Упоминание летописца об убийствах у древлян предполагает, по-видимому, кровную месть. Кровная месть предусматривалась и «Правдой Ярослава», данной князем новгородцам. У полян, судя по данному комментарию, этот весьма стойкий обычай был уже искоренен. Этого можно было достичь лишь многими поколениями существования цивилизации (государственности).

«Убиваху друг друга» язычники иногда и во время погребальной тризны, частью которой обычно являлись состязания наподобие позднейших рыцарских турниров в Западной Европе. Как пережиток этих тризн были позднее кулачные бои, которые также не обходились без жертв. Новгородский архиепископ Илья (вторая половина XII в.) в поучении священникам упоминает про «беззаконный бой» как элемент языческой «тризны». «Или кого убьют, – наставляет иерарх, – а вы над ним в ризах не пойте, ни просфоры приимайте»[623]. Полянский обряд трупоположения, видимо, и в этом отношении несколько отличался от обряда других славянских племен, у которых было безраздельное трупосожжение. Но дополнение о разных обычаях погребения сделано уже позднейшим летописцем, который язычеству противопоставлял христианский обряд.

Следует подчеркнуть, что, противопоставляя полян и древлян, летописец нисколько не сомневался в том, что речь идет об исконно славянских племенах.
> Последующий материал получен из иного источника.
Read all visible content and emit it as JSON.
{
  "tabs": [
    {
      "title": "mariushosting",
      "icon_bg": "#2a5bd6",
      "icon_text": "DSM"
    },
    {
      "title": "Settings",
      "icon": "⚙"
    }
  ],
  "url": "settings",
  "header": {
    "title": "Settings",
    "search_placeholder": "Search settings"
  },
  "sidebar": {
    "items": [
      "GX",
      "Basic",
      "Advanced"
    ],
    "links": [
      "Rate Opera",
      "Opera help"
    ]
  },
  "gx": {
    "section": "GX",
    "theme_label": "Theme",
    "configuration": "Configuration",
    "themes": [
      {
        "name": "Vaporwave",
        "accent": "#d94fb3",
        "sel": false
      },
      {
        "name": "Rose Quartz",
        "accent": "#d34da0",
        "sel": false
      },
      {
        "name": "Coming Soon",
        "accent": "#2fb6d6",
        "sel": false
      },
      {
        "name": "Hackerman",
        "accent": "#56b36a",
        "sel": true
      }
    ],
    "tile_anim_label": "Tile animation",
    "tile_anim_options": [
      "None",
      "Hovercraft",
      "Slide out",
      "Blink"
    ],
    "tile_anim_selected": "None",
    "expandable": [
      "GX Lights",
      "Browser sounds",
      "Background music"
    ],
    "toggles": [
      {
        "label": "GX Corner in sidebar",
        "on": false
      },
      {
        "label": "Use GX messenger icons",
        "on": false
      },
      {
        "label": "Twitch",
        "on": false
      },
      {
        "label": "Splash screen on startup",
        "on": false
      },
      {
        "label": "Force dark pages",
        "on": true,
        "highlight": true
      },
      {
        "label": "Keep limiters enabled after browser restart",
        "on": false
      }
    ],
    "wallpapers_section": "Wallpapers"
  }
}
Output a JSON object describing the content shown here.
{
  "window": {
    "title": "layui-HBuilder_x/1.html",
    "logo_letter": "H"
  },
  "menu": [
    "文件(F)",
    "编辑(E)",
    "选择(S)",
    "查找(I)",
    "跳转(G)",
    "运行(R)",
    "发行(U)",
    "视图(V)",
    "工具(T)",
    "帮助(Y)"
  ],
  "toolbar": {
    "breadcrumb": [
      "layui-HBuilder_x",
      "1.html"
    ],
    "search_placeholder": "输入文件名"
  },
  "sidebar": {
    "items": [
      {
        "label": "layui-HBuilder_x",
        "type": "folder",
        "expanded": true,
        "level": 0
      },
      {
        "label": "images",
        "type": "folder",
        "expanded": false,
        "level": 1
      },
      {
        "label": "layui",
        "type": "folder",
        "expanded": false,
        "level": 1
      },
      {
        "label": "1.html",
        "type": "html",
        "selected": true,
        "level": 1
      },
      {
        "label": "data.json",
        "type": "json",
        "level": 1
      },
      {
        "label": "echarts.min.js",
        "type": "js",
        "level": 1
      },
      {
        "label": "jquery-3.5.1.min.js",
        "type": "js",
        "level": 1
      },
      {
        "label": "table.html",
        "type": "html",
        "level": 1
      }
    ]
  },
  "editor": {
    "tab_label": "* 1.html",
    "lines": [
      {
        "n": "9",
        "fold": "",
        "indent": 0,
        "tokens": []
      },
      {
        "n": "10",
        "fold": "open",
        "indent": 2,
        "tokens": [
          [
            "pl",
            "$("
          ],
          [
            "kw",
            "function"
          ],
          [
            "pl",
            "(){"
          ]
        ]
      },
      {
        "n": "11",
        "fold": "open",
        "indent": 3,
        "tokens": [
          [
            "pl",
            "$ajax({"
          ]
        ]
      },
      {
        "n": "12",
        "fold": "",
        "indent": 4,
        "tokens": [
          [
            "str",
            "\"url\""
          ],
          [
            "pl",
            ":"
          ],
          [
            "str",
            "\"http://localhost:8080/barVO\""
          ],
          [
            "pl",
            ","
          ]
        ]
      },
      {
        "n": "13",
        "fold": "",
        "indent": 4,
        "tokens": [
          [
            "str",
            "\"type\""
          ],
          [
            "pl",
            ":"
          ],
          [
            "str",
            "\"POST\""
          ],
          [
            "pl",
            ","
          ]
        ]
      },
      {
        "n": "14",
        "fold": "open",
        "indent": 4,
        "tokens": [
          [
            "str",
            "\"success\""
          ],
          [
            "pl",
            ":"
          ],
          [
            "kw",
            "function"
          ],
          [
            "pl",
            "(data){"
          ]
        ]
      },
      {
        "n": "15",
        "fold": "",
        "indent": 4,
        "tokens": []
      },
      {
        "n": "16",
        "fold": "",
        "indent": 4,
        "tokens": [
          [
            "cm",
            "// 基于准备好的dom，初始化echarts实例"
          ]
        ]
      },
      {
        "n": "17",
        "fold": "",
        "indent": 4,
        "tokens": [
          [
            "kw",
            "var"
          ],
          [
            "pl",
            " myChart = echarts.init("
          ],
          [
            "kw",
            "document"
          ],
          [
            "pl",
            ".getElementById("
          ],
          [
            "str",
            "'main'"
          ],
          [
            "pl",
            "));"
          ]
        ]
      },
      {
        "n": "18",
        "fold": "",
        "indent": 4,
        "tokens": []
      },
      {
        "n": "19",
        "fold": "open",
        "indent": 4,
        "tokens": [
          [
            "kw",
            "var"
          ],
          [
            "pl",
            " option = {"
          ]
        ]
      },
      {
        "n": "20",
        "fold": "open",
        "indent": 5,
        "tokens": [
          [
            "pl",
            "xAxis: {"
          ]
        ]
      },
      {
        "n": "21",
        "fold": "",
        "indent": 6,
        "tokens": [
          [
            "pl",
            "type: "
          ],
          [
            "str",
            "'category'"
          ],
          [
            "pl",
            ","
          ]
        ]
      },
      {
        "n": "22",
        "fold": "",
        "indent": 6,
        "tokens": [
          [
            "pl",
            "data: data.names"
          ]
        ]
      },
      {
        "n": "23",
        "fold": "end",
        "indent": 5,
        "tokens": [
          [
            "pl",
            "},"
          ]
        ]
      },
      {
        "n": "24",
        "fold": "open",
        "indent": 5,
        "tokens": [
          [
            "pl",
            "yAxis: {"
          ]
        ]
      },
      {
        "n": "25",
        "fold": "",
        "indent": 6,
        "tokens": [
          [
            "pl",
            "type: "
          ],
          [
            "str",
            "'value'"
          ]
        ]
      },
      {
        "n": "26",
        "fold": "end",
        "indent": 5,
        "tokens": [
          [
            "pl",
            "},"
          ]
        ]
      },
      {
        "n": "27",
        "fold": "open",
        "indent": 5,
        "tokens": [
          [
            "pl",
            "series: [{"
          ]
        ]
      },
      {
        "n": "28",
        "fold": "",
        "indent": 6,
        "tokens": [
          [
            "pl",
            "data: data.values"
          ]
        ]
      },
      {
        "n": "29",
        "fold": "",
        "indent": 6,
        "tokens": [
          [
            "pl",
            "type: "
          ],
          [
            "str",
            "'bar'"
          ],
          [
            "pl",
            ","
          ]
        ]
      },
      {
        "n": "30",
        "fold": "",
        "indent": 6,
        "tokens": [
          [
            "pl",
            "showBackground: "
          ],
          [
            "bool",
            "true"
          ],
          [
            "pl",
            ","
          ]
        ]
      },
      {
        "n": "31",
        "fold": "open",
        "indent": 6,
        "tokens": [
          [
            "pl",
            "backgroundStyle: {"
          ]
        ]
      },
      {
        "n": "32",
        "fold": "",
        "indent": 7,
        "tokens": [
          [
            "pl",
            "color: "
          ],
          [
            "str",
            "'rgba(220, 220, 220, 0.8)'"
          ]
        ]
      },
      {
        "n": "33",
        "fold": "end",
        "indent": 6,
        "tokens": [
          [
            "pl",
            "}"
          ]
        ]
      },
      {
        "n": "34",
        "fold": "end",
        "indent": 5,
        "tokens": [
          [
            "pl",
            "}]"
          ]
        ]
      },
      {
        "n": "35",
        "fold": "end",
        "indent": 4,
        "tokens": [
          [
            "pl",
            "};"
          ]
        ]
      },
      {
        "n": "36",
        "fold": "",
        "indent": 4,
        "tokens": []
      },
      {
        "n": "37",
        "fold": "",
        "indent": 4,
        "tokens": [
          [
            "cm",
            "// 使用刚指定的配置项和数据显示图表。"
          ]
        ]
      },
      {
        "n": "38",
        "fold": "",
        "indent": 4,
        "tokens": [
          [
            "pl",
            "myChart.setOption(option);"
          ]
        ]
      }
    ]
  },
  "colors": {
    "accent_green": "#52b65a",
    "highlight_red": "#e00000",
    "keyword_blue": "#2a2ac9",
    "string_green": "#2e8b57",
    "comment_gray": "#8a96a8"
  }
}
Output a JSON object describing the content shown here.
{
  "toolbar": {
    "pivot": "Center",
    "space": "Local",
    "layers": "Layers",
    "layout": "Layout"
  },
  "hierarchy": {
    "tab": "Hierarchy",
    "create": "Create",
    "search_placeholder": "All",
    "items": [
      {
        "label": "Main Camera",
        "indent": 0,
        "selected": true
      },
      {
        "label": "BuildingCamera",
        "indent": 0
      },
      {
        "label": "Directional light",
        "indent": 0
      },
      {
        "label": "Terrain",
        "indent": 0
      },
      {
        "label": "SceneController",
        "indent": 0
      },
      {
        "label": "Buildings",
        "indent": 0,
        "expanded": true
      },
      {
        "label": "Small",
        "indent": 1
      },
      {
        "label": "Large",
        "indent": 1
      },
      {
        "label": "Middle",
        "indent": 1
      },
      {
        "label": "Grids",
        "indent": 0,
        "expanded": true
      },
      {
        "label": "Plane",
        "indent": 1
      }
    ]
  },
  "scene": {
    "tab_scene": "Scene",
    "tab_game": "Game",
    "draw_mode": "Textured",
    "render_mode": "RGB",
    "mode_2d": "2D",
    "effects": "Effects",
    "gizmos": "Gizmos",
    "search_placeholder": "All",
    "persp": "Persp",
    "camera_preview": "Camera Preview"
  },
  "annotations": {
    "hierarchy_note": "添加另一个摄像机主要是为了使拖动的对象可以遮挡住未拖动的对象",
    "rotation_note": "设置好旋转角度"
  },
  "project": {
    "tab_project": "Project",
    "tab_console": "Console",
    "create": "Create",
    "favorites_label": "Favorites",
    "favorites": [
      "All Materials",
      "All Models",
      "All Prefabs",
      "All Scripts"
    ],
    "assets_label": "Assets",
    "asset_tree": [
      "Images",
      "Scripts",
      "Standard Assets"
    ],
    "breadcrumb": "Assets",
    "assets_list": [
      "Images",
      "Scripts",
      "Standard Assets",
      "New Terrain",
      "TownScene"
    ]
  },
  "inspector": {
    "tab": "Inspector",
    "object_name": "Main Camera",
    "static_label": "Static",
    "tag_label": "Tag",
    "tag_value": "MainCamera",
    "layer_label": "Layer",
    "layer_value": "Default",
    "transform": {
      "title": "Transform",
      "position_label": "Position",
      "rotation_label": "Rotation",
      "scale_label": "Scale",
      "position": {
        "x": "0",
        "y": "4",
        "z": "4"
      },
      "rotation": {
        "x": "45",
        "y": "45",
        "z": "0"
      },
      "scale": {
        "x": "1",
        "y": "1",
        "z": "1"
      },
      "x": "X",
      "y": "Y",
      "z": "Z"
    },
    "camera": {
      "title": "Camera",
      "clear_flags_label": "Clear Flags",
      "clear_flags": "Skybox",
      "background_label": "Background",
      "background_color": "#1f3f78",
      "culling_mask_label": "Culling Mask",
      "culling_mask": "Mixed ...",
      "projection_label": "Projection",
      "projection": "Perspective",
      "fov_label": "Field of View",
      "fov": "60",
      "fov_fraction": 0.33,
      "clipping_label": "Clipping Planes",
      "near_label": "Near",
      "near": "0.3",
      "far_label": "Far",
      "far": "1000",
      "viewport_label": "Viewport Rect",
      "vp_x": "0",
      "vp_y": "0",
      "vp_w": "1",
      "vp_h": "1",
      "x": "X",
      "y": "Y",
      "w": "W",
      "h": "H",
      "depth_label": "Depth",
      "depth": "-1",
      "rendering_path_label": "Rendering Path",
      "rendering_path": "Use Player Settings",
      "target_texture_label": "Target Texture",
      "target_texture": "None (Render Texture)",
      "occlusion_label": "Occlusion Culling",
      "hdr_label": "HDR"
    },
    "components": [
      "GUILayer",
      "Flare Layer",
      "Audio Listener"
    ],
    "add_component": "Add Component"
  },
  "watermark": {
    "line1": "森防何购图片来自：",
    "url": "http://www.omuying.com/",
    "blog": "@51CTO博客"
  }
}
Летописцы нигде не отмечают никакой разницы в языке, а некоторые из них специально подчеркивают единство «славянского» и «русского» языка, имея в виду и то, что Русь – это поляне, и то, что «русь» и «славяне» приходят на Днепр из Иллирии и Норика – области бывшего Ругиланда. (Об этом будет речь ниже.) По-видимому, процесс ославянения неславянского населения и Приднепровья и Подунавья происходил в столь отдаленные времена, что никаких реликтов дославянского языка в X в. летописцы уже не замечали. Эти реликты, однако, сохранялись не только в обычаях, а и в отдельных терминах, топонимах, именах дружинников и князей.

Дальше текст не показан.